Valt uw gebouw in één van bovenstaande categorieën? Dan ligt het niet voor de hand om over deze gebouwmaatregelen nog een rapportage voor de informatieplicht in te dienen. Uw omgevingsdienst gaat hier over. Stem hierover daarom af moet uw omgevingsdienst.
Gebouw maximaal 2 jaar in gebruik
Heeft u een gebouw dat maximaal 2 jaar wordt gebruikt? Dan geldt er sinds de Omgevingswet ook geen energiebesparingsplicht voor uw gebouw. U moet wel een rapportage indienen voor de informatieplicht. Dit vanwege het gebruikte overgangsrecht voor de informatieplicht. In uw rapportage licht u dan toe waarom u de energiebesparende maatregelen niet (meer) gaat uitvoeren.
Gebouwen met een gedeeltelijke woonfunctie
Bij de Veelgestelde vragen vindt u meer informatie over gebouwen met een (gedeeltelijke) woonfunctie zoals appartementencomplexen, zorgwoningen en vakantieparken.
U rapporteert via de informatieplicht energiebesparing en/of via de onderzoeksplicht energiebesparing.
- Voor de gebouwmaatregelen geldt altijd de informatieplicht.
- Voor de activiteitgebonden maatregelen is de informatieplicht of de onderzoeksplicht van toepassing.
- Daarnaast geldt er voor sommige bedrijven ook een rapportageverplichting volgens de Europese Richtlijn Energie-Efficiëntie (EED), de EED-auditplicht.
Vastgoedeigenaar met meer dan 20 gebouwen?
Bent u vastgoedeigenaar van meer dan 20 gebouwen in Nederland en vallen deze onder toezicht van 2 of meer omgevingsdiensten? Dan kunt u meedoen aan de portefeuilleaanpak. Dit beperkt uw administratie en geeft u meer flexibiliteit. In ruil hiervoor moet uw vastgoed bovenwettelijke energieprestaties leveren.

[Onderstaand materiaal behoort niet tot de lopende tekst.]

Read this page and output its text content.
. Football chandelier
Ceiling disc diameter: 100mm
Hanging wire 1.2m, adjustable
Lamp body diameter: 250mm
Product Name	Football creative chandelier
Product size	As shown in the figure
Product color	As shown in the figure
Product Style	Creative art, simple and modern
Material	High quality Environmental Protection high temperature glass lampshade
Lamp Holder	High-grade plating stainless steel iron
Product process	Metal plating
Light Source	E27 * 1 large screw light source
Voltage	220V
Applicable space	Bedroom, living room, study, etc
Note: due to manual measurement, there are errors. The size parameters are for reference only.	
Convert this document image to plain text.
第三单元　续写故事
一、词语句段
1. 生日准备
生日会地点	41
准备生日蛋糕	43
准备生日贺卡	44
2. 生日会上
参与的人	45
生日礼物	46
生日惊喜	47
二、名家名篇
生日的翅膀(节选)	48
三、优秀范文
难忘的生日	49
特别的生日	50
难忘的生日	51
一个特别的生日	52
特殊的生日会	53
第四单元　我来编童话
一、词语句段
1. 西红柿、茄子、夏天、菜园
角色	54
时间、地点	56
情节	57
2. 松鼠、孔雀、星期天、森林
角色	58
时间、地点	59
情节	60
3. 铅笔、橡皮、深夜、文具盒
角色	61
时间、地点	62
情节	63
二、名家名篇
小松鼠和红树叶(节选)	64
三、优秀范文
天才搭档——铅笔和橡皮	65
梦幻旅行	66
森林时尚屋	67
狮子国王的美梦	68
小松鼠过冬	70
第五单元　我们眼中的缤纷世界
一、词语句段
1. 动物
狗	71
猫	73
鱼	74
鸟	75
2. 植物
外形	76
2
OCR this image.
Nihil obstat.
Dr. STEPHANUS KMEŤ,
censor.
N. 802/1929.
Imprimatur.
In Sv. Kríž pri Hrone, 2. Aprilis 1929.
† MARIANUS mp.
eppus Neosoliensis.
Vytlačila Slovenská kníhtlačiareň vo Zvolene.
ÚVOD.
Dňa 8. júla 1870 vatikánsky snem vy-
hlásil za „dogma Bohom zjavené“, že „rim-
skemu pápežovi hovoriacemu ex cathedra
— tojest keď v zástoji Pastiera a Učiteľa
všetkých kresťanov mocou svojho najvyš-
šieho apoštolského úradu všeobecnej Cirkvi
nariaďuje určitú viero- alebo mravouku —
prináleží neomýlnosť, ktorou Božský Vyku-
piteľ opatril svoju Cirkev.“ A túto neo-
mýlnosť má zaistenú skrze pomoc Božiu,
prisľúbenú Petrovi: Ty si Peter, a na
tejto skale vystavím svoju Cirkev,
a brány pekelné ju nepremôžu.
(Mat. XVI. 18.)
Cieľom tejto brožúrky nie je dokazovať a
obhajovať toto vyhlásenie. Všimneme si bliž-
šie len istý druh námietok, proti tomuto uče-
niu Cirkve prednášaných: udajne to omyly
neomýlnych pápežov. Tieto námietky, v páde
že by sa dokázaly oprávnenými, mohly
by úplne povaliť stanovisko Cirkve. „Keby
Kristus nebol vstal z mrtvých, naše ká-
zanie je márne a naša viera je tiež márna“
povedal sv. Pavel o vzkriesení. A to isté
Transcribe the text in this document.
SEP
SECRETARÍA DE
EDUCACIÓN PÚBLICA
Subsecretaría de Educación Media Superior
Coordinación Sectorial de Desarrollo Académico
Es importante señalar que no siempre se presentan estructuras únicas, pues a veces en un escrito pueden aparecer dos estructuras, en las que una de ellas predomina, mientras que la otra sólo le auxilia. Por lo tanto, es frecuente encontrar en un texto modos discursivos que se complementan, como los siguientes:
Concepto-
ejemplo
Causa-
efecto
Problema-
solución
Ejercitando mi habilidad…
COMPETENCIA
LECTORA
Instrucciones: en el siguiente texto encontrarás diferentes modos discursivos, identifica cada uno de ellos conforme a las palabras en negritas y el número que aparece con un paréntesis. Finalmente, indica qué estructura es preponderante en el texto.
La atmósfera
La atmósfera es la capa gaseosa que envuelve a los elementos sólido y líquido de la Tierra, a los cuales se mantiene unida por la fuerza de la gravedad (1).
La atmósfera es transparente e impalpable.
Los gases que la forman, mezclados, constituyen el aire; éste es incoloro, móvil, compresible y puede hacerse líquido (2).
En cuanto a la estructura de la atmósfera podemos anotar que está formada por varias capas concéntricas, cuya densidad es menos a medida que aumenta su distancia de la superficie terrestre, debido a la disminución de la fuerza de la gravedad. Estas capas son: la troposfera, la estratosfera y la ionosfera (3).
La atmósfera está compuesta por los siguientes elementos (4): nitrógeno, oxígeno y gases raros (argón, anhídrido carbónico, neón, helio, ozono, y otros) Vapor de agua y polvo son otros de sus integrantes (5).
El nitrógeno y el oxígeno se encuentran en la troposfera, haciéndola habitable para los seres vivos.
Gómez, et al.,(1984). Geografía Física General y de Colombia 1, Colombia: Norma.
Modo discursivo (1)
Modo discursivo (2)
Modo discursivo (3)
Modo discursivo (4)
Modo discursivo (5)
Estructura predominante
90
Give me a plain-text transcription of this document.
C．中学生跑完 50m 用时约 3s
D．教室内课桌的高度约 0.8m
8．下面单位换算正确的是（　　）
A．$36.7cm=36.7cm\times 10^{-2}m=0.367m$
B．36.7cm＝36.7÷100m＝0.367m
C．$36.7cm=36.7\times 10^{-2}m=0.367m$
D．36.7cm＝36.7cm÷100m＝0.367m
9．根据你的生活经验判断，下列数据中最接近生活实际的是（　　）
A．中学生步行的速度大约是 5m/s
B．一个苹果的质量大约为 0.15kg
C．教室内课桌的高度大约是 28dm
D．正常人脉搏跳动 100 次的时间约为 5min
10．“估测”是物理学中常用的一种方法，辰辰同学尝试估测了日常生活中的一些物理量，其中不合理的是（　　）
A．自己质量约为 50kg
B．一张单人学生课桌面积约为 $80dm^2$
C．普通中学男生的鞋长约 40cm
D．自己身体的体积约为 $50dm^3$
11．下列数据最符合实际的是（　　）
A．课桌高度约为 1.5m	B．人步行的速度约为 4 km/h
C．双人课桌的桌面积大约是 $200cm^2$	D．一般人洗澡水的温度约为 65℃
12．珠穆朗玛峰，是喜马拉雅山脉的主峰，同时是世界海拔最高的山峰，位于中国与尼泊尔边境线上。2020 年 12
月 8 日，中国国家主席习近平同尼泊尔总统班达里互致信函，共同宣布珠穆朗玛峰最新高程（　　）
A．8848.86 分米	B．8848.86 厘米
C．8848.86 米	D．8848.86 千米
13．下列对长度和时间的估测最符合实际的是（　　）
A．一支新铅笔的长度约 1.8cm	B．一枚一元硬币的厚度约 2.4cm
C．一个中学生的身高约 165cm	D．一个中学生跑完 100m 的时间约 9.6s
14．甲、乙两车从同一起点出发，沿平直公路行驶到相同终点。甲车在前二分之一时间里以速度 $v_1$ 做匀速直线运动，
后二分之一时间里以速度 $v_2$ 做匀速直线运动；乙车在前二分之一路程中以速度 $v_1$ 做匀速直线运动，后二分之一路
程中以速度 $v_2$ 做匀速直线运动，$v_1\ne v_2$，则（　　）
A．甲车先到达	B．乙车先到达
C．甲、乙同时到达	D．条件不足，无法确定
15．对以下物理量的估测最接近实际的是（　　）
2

U moet dan wel voor al uw gebouwen voldoen aan de informatieplicht. U rapporteert dan de adres- en energiegebruiksgegevens van uw gebouwen. En u voegt uw door het bevoegd gezag goedgekeurde portefeuilleroutekaart als bijlage bij.
Direct naar:
Wie controleert de rapportages?
Het lokale bevoegde gezag is verantwoordelijk voor toezicht en handhaving van de energiebesparingsplicht, waaronder de informatie- en onderzoeksplicht. Voor de meeste bedrijven en instellingen is dat de gemeente. Voor locaties met een milieubelastende activiteit uit afdeling 3.3 van het Besluit activiteiten leefomgeving (Bal), de zogenaamde complexe bedrijven, is dat de provincie.
Er zijn 2 uitzonderingen.
- Het bevoegd gezag voor mijnbouwlocaties is het ministerie van Klimaat en Groene Groei.
- Het bevoegd gezag voor de meeste defensielocaties is het ministerie van Infrastructuur en Waterstaat.
Omgevingsdiensten hebben mandaat
Toezicht en handhaving op de energiebesparingsplicht, en de daarbij behorende informatie- en onderzoeksplicht, staat in het basistakenpakket van de omgevingsdiensten. Dit houdt in dat de gemeenten het mandaat voor toezicht en handhaving aan hun omgevingsdienst moeten geven. De omgevingsdiensten doen daarom voor vrijwel alle locaties de uitvoering van deze taken.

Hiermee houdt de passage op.